To get back to the coding problem:

On second thought UTF-8 does not strike me as a terribly clever system. Languages like Chinese take a terrible hit in coding density. It seems UTF-8 puts an exaggerated importance on the possibility to be able to jump at a random point into a text, and immediately recognize where the next character starts. To this end it sacrifices many bits as control bits, to destinguish leading bytes from extension bytes, from ascii.

A system along the lines of BG2312 seems much more powerful. Here you would encode non-ascii characters as two bytes, each starting with a 1 bit (where all ascii codes start with a 0 bit). This would give you 14 coding bits, much better than the 11 you have in 2-byte UTF-8 characters. As this is apparently more than you need for Chinese, BG2312 even spares the codes 80-9F, which in some single-byte encoding systems can act as control codes, and could possibly confuse software not aware of the higher coding level.

The only disadvantage I see of such a system is that in a very long sequence of doube-byte encodings, you would not get easilly back in sync wih the character boundaries once you get out of sync (e.g. by jumping randomly in to the text). But any single-byte code (such as linefeed..) would re-sync you, and the code can be read backwards without losing sync. If needed a separate byte code could be set apart (like 0x80, or even 0xA0) to act as sync punctuation, and you could require that it occurs at east once every 100 bytes. This would cause an overhead of only 1% in pure Chinese text, and the overhead of hunting through 100 bytes for the sync after a random jump into the text to determine the character bundaries seems aceptable as well.

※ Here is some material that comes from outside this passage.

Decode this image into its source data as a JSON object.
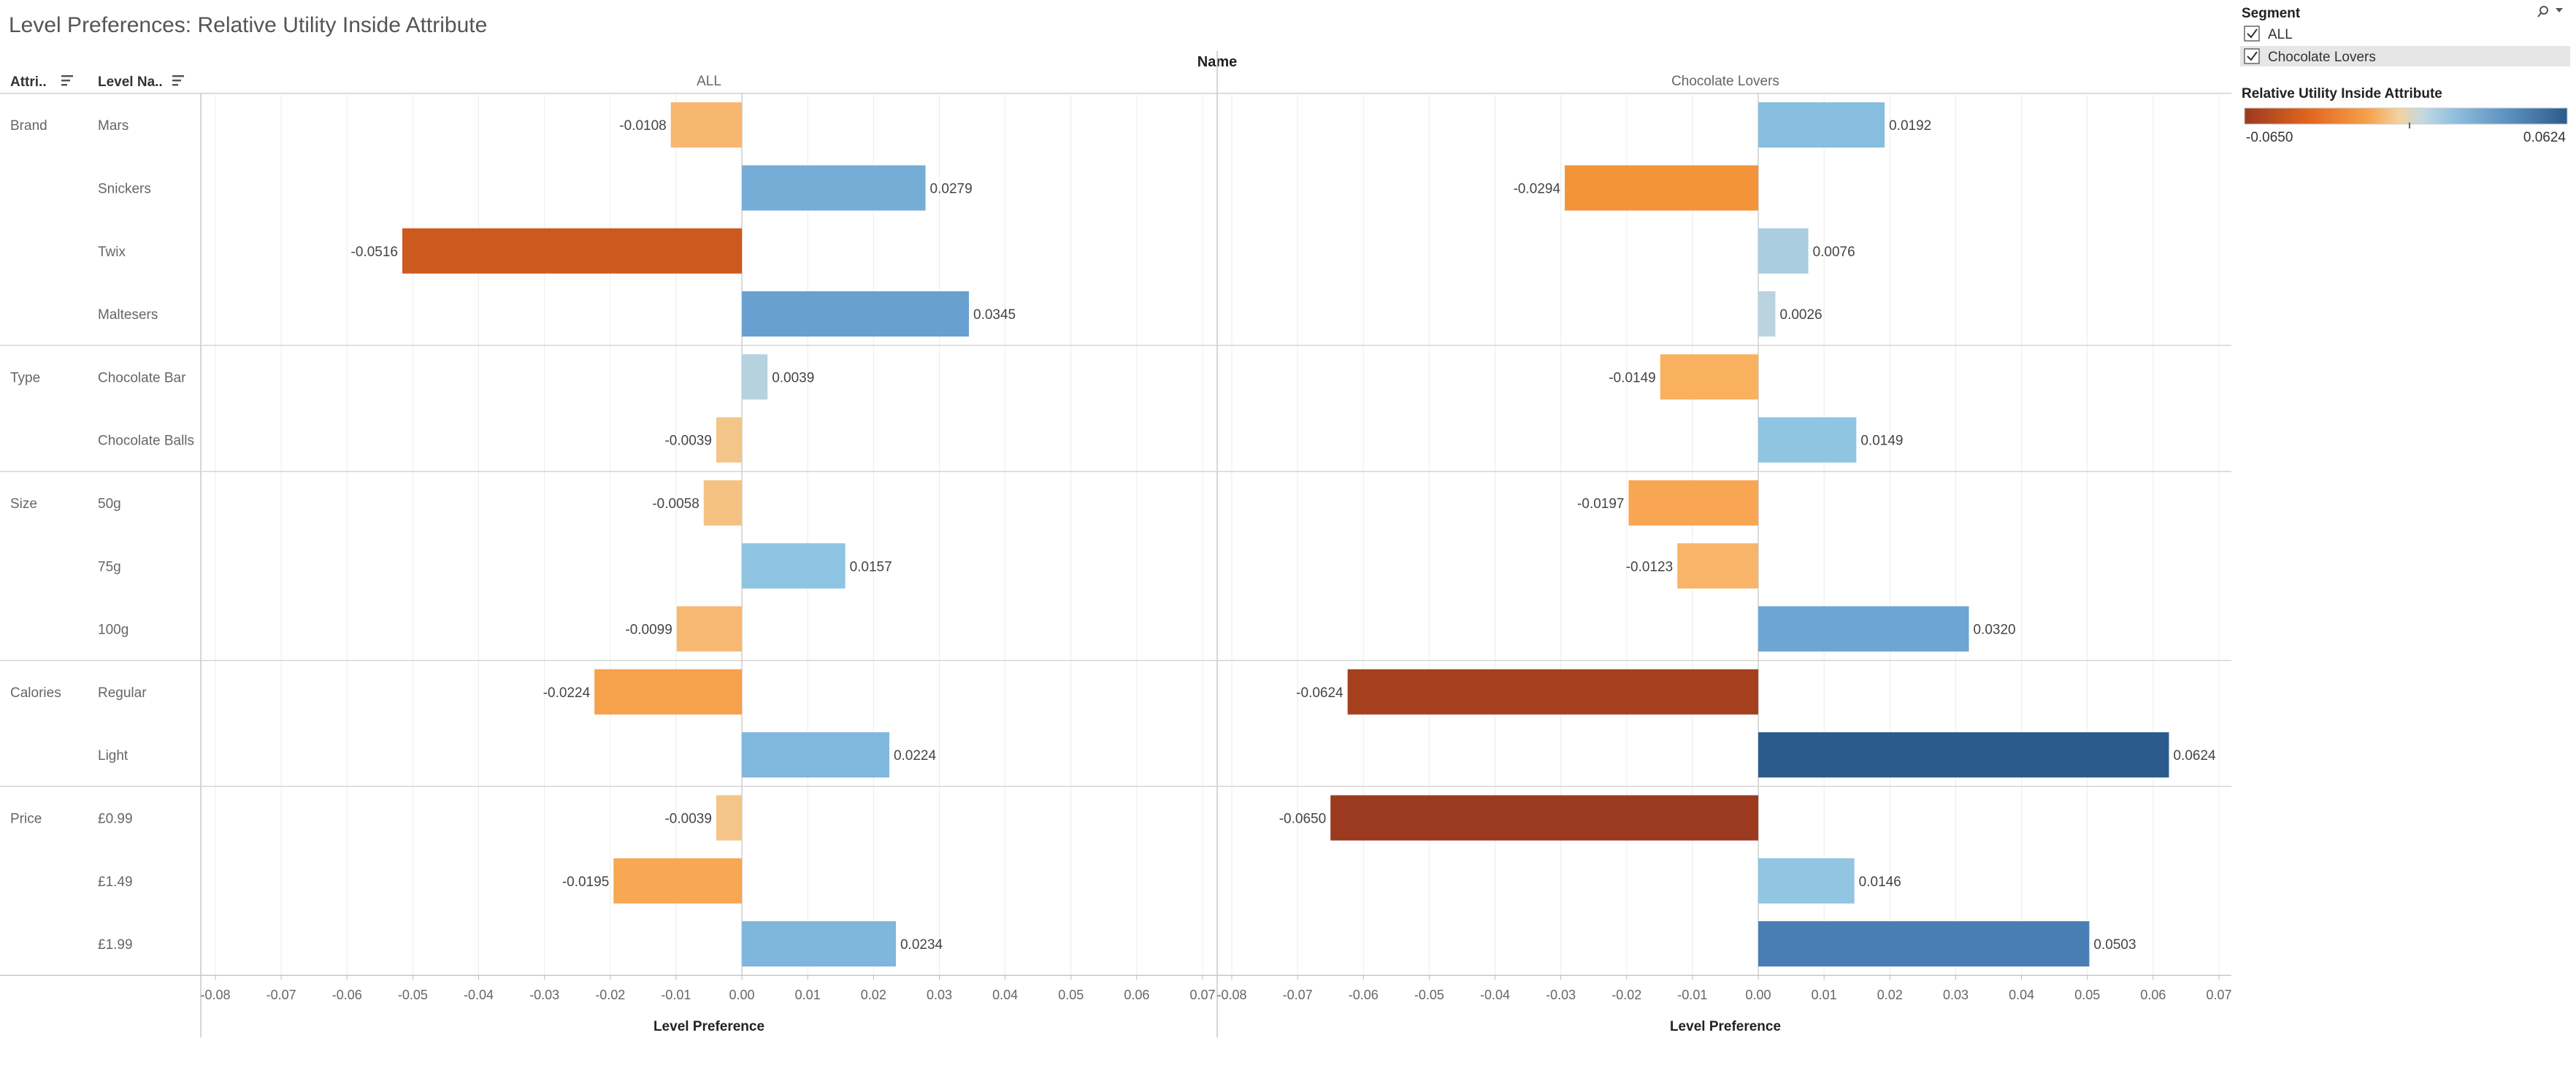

Even though 16K codes is not enough to encode all unicodes, it usally does a very satisfactory job on encoding virtually all characters of a single language, even Chinese. Occasionally embedded out-of-range codes can be encoded by the trick of surrogate pairs. In practice, you tend to stick to the same lanuage quite long. So a system where you would set apart some of the 2-byte codes as control characters to switch to a different language (i.e. map a different part of the unicode range to the 2-byte encodings, while the rest of the range would have to rely on surrogate pairs) seems much more practical.